Nah itulah, Pelajaran selanjutnya yang bisa saya ambil dari kasus besar israel dan palestina ini adalah, saya kembali di sadarkan bahwa, manusia sanggup dan bisa membunuh sesamanya bahkan istilah ‘lebih buas dari binatang’ bukan isapan jempol semata di zaman sekarang ini. Bukan saja mengenai Israel dan Palestina, bukankah kita pernah mendapat berita bahwa ada ibu bisa membunuh anaknya sendiri (aborsi), suami meringkus istrinya (sudah gak ingat lagi bagaimana dulu ia nikah) dan lain sebagainya.

Sepertinya, pengajaran tentang baik dan buruk ketika manusia kecil, tidak selamanya berhasil. Atau mungkin saja ada distorsi/kekacauan pelajaran baik dan buruk ketika mereka kecil. (pernah dengar foto maria ozawa jadi sampul buku LKS sekolah?). Karena kita orang dewasa dan sangat super sibuk dengan aktivitasnya, kadang kita lalai terhadap apa saja yang diajarkan sekolah kepada anak kita. Cukup sampai disana, poinnya.

Sehingga, ketika dewasa nanti ada saja orang berniat “baik” dengan melakukan kejahatan hanya untuk memberikan pelajaran kepada yang lainnya, bahwa manusia itu tidak selamanya baik. Kendati  begitu, tidak semua orang berperilaku sedemikian jahatnya. Masih ada orang-orang yang berpikiran waras dan berperasaan tulus berkeliaran di luar sana. (Cukup saya saja contohnya orang yang berpikiran waras, dan kalian yang kelak membaca tulisan ini, he)

Dari kejadian Internasional ini, saya mendapatkan dua pelajaran penting bagi perbaikan saya pribadi, bahwa, sepertinya sudah saatnya kita lebih banyak memperhatikan Pencipta kita, daripada kita menunggu “situasi kepepet”, situasi darurat, genting sehingga kita dipaksa untuk mengingatNya. Rasanya lebih baik seperti itu, ketimbang kita nunggu musibah dulu, baru berdoa.

Dan pada akhirnya, why we pray for gaza or palestine? Karena mereka dianiaya, kehidupan mereka berantakan, mereka tidak nyaman menjalani kehidupan mereka, terlepas dari alasan yang dilakukan oleh pihak kedua (israel) melakukannya, yang jelas. Hal itu sangat tidak manusiawi.
Kedua, kita juga harus mendoakan israel, agar mereka sadar sesadar-sadarnya, terlepas dari agama apa yang mereka anut, bahwa tindakan mereka itu sudah kelewat batas dan tidak baik. Dan mungkin kalau keadaanya terbalik, bahwa israel yang di serang oleh palestina. Tetap saja kita mesti mendoakan Israel, apapun kepercayaan yang mereka anut, karena perlakuan itu tidak manusiawi. Atas alasan apapun, atas argumentasi apapun. Semua orang berhak hidup damai.

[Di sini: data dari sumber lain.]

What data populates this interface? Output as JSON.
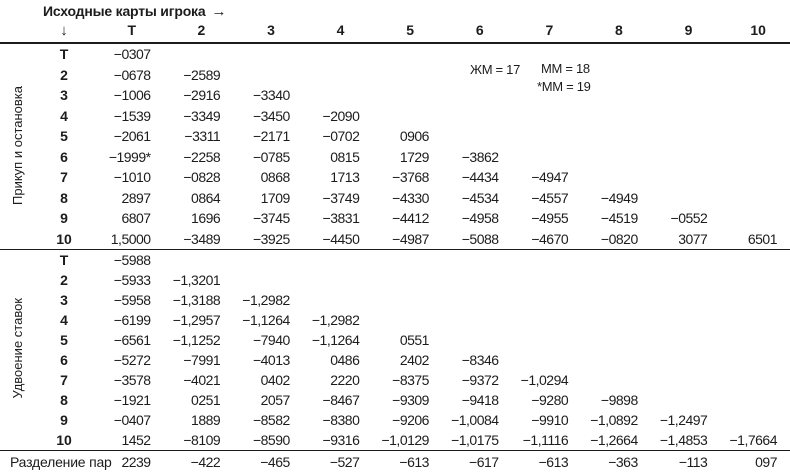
{
  "header": {
    "title": "Исходные карты игрока",
    "right_arrow": "→",
    "down_arrow": "↓",
    "columns": [
      "Т",
      "2",
      "3",
      "4",
      "5",
      "6",
      "7",
      "8",
      "9",
      "10"
    ]
  },
  "notes": {
    "note1": "ЖМ = 17",
    "note2": "ММ = 18",
    "note3": "*ММ = 19"
  },
  "sections": [
    {
      "label": "Прикуп и остановка",
      "rows": [
        {
          "label": "Т",
          "values": [
            "−0307",
            "",
            "",
            "",
            "",
            "",
            "",
            "",
            "",
            ""
          ]
        },
        {
          "label": "2",
          "values": [
            "−0678",
            "−2589",
            "",
            "",
            "",
            "",
            "",
            "",
            "",
            ""
          ]
        },
        {
          "label": "3",
          "values": [
            "−1006",
            "−2916",
            "−3340",
            "",
            "",
            "",
            "",
            "",
            "",
            ""
          ]
        },
        {
          "label": "4",
          "values": [
            "−1539",
            "−3349",
            "−3450",
            "−2090",
            "",
            "",
            "",
            "",
            "",
            ""
          ]
        },
        {
          "label": "5",
          "values": [
            "−2061",
            "−3311",
            "−2171",
            "−0702",
            "0906",
            "",
            "",
            "",
            "",
            ""
          ]
        },
        {
          "label": "6",
          "values": [
            "−1999*",
            "−2258",
            "−0785",
            "0815",
            "1729",
            "−3862",
            "",
            "",
            "",
            ""
          ]
        },
        {
          "label": "7",
          "values": [
            "−1010",
            "−0828",
            "0868",
            "1713",
            "−3768",
            "−4434",
            "−4947",
            "",
            "",
            ""
          ]
        },
        {
          "label": "8",
          "values": [
            "2897",
            "0864",
            "1709",
            "−3749",
            "−4330",
            "−4534",
            "−4557",
            "−4949",
            "",
            ""
          ]
        },
        {
          "label": "9",
          "values": [
            "6807",
            "1696",
            "−3745",
            "−3831",
            "−4412",
            "−4958",
            "−4955",
            "−4519",
            "−0552",
            ""
          ]
        },
        {
          "label": "10",
          "values": [
            "1,5000",
            "−3489",
            "−3925",
            "−4450",
            "−4987",
            "−5088",
            "−4670",
            "−0820",
            "3077",
            "6501"
          ]
        }
      ]
    },
    {
      "label": "Удвоение ставок",
      "rows": [
        {
          "label": "Т",
          "values": [
            "−5988",
            "",
            "",
            "",
            "",
            "",
            "",
            "",
            "",
            ""
          ]
        },
        {
          "label": "2",
          "values": [
            "−5933",
            "−1,3201",
            "",
            "",
            "",
            "",
            "",
            "",
            "",
            ""
          ]
        },
        {
          "label": "3",
          "values": [
            "−5958",
            "−1,3188",
            "−1,2982",
            "",
            "",
            "",
            "",
            "",
            "",
            ""
          ]
        },
        {
          "label": "4",
          "values": [
            "−6199",
            "−1,2957",
            "−1,1264",
            "−1,2982",
            "",
            "",
            "",
            "",
            "",
            ""
          ]
        },
        {
          "label": "5",
          "values": [
            "−6561",
            "−1,1252",
            "−7940",
            "−1,1264",
            "0551",
            "",
            "",
            "",
            "",
            ""
          ]
        },
        {
          "label": "6",
          "values": [
            "−5272",
            "−7991",
            "−4013",
            "0486",
            "2402",
            "−8346",
            "",
            "",
            "",
            ""
          ]
        },
        {
          "label": "7",
          "values": [
            "−3578",
            "−4021",
            "0402",
            "2220",
            "−8375",
            "−9372",
            "−1,0294",
            "",
            "",
            ""
          ]
        },
        {
          "label": "8",
          "values": [
            "−1921",
            "0251",
            "2057",
            "−8467",
            "−9309",
            "−9418",
            "−9280",
            "−9898",
            "",
            ""
          ]
        },
        {
          "label": "9",
          "values": [
            "−0407",
            "1889",
            "−8582",
            "−8380",
            "−9206",
            "−1,0084",
            "−9910",
            "−1,0892",
            "−1,2497",
            ""
          ]
        },
        {
          "label": "10",
          "values": [
            "1452",
            "−8109",
            "−8590",
            "−9316",
            "−1,0129",
            "−1,0175",
            "−1,1116",
            "−1,2664",
            "−1,4853",
            "−1,7664"
          ]
        }
      ]
    }
  ],
  "split_row": {
    "label": "Разделение пар",
    "values": [
      "2239",
      "−422",
      "−465",
      "−527",
      "−613",
      "−617",
      "−613",
      "−363",
      "−113",
      "097"
    ]
  },
  "colors": {
    "text": "#1c1c1c",
    "rule": "#1c1c1c",
    "background": "#ffffff"
  }
}
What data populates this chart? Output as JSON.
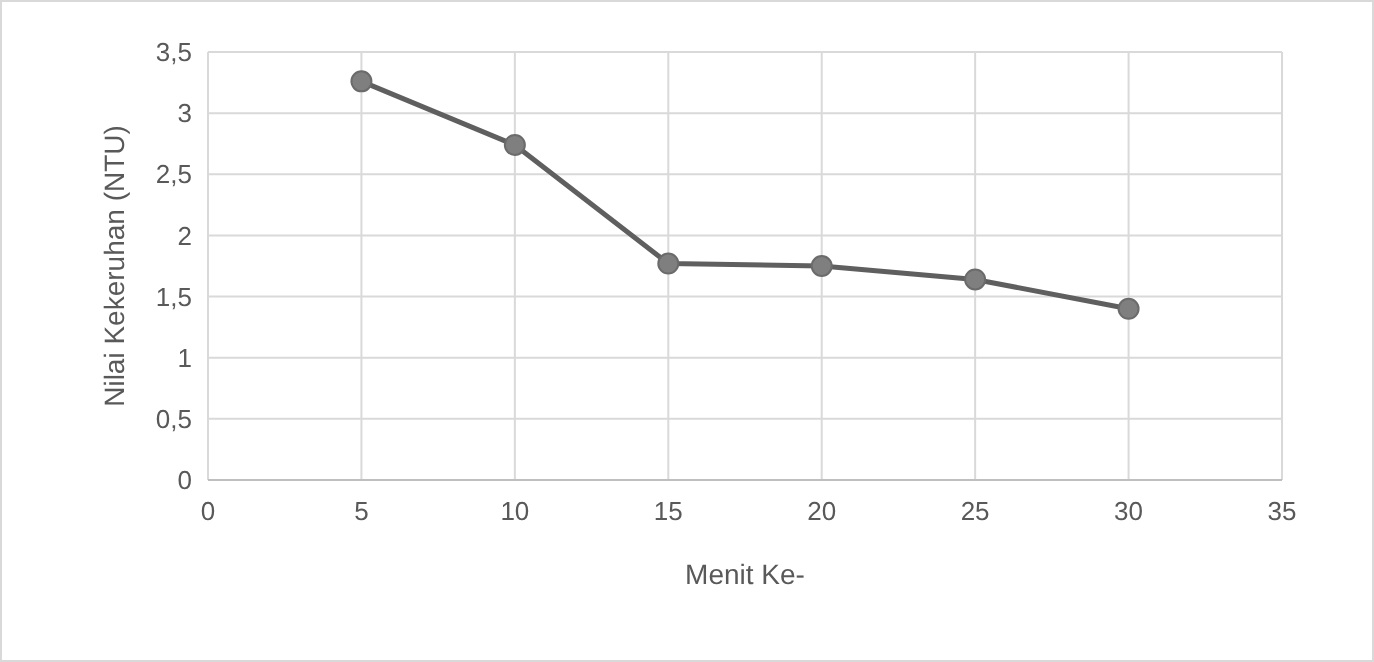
{
  "chart_data": {
    "type": "line",
    "xlabel": "Menit Ke-",
    "ylabel": "Nilai Kekeruhan (NTU)",
    "x": [
      5,
      10,
      15,
      20,
      25,
      30
    ],
    "series": [
      {
        "color": "#7f7f7f",
        "values": [
          3.26,
          2.74,
          1.77,
          1.75,
          1.64,
          1.4
        ]
      }
    ],
    "xlim": [
      0,
      35
    ],
    "xticks": [
      0,
      5,
      10,
      15,
      20,
      25,
      30,
      35
    ],
    "ylim": [
      0,
      3.5
    ],
    "yticks": [
      0,
      {
        "value": 0.5,
        "label": "0,5"
      },
      1,
      {
        "value": 1.5,
        "label": "1,5"
      },
      2,
      {
        "value": 2.5,
        "label": "2,5"
      },
      3,
      {
        "value": 3.5,
        "label": "3,5"
      }
    ],
    "grid": true,
    "marker": "circle",
    "line_style": "solid"
  }
}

sumber gambar klik di sini
Dan pertanyaan yang masih belum terjawab adalah; kenapa tentara-tentara israel kok tega ya menembakan roket mereka, senapan mereka ke orang-orang palestina? Padahal mereka berdua sama-sama orang, sama-sama manusia? Atau mungkin dalam pandangan tentara Israel, orang-orang palestina itu bukan orang? Bukan manusia? lantas apa?***








Terimakasih kepada khatib yang menyampaikan khutbahnya di masjid agung banjarmasin, sekalipun khutbahnya di baca. Tapi setidaknya kembali menginspirasi untuk bikin saya menulis lagi.